Dar gracias no cambia las circunstancias, pero llena de alegría el corazón.
Cuando fui diagnosticada con cáncer de mama sentí literalmente que me entregaban una sentencia de muerte. Al principio, vi el cáncer como una encomienda que había llegado a mi vida sin haberla solicitado. Estaba envuelta en un papel oscuro, muy negro, con mi nombre impreso. Quise devolverla, tirarla, romperla, ignorarla, pero no pude.
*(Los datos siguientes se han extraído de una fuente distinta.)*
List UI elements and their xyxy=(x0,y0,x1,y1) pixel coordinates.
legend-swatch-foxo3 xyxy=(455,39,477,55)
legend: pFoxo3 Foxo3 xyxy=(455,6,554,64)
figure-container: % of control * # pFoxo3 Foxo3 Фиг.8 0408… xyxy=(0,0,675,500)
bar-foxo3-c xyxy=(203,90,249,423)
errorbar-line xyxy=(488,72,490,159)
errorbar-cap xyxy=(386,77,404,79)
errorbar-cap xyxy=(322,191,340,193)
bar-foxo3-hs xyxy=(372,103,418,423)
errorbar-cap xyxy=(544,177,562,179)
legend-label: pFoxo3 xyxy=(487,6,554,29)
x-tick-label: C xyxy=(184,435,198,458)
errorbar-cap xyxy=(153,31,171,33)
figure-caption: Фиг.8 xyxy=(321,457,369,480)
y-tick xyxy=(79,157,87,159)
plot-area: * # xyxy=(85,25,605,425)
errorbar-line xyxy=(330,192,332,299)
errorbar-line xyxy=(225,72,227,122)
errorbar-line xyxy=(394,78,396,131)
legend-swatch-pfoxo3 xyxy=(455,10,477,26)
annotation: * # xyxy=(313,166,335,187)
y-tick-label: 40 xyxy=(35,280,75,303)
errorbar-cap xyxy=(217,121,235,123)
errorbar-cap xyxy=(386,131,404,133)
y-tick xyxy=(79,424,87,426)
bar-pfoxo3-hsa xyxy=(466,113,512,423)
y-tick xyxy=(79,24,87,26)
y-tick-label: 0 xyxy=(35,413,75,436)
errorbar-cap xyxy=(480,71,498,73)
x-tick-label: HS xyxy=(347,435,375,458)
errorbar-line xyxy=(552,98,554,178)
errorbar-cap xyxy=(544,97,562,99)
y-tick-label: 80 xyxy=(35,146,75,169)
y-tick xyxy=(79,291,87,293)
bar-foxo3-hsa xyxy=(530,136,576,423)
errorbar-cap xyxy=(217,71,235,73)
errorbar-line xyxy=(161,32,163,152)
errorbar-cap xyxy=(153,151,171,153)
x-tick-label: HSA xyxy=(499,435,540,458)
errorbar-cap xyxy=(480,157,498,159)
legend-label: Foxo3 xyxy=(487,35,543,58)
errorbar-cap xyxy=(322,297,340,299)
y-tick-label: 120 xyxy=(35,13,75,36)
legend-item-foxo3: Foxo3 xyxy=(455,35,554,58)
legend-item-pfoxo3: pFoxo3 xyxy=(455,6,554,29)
Con el paso de los días, en las fuerzas del Señor, abrí la misteriosa encomienda. ¡Vaya sorpresa que me llevé! Dentro encontré preciosas y grandísimas bendiciones que no dejo de agradecer.
Sobran los motivos para dar gracias, aun en medio de la más cruel enfermedad. Principalmente, debemos agradecer a Dios por darnos a Cristo: la esperanza de gloria (Col. 1:27). Fijar los ojos en Jesús mientras yacemos en la cama de un hospital o nos postramos en una silla de quimioterapia nos hace despojarnos de la autocompasión y nos lleva a regocijarnos en nuestro glorioso destino.
Pablo dijo a los creyentes corintios: “No nos desanimamos. Al contrario, aunque por fuera nos vamos desgastando, por dentro nos vamos renovando día tras día. Pues los sufrimientos ligeros y efímeros que ahora padecemos producen una gloria eterna que vale muchísimo más que todo sufrimiento. Así que no nos fijamos en lo visible, sino en lo invisible, ya que lo que se ve es pasajero, mientras que lo que no se ve es eterno” (2 Cor. 4:16-18 NVI).
Dar gracias en los padecimientos es reconocer la bondad de Dios.
La enfermedad y el dolor que rechazamos son dádivas del Altísimo para prepararnos para la gloria que nos ha de ser revelada (Rom. 8:18). Fuimos salvados para la gloria y todas las circunstancias que afrontamos de este lado del cielo están obrando para ese fin (Rom. 8:29-30).
Dios es soberano. En su mano está la vida de todo ser viviente (Job 12:10). Cuando reconocí que los 37 billones de células que tiene el cuerpo humano están bajo el control divino, di gracias a Dios por su sabia manera de disciplinarme y moldearme a la imagen de Cristo (Heb. 12:6).
Dar gracias en la debilidad es evidencia de una vida llena del Espíritu.
No es fácil agradecer cuando una enfermedad crónica nos consume. Sin embargo, la voluntad de Dios es que demos gracias en toda circunstancia (1 Tes. 5:18). Para ello tenemos el Espíritu Santo, a quien el mundo no puede aceptar porque no lo ve ni lo conoce, pero nosotros sí lo conocemos, porque vive en nuestros corazones. Él nos mueve a alabar a Dios con salmos, himnos y cánticos espirituales en cualquier circunstancia (Jn. 14: 16; Ef. 5:19).
Durante mi lucha con el cáncer aprendí a dar gracias a Dios por las cosas que daba por sentado. Hoy agradezco por el sonido del despertador —me recuerda que sigo viva —, la risa de mi hija, los chistes malos de mi esposo, el olor a café recién colado, la arepita del desayuno, el sermón del domingo por la mañana, los familiares y amigos salvos, y por la sublime gracia del Señor que me sustenta hasta mi último aliento.
Dar gracias con lágrimas es un sacrificio que honra a Dios.
La enfermedad puede ser la última oportunidad que se nos brinda para que examinemos nuestros caminos, escudriñemos nuestros corazones y con profundo arrepentimiento nos volvamos a Dios. No olvidemos que llegará el día cuando Cristo venga en Su gloria y destruirá la muerte para siempre. Él mismo secará las lágrimas de todos los rostros, quitará el oprobio de sus amados y los llevará a Su gloria (Ap. 21:4).
Mientras tanto, de este lado del sol, seguiremos oyendo de países en guerra, terremotos que devastan naciones, pandemias que paralizan el mundo. Veremos a nuestros seres amados morir de cáncer, sufrir Alzheimer y a niños en sillas de ruedas. Pero no nos desanimemos, demos gracias a Dios, porque sabemos que nuestro Redentor vive y un día nuestros ojos lo verán (Job 19:25).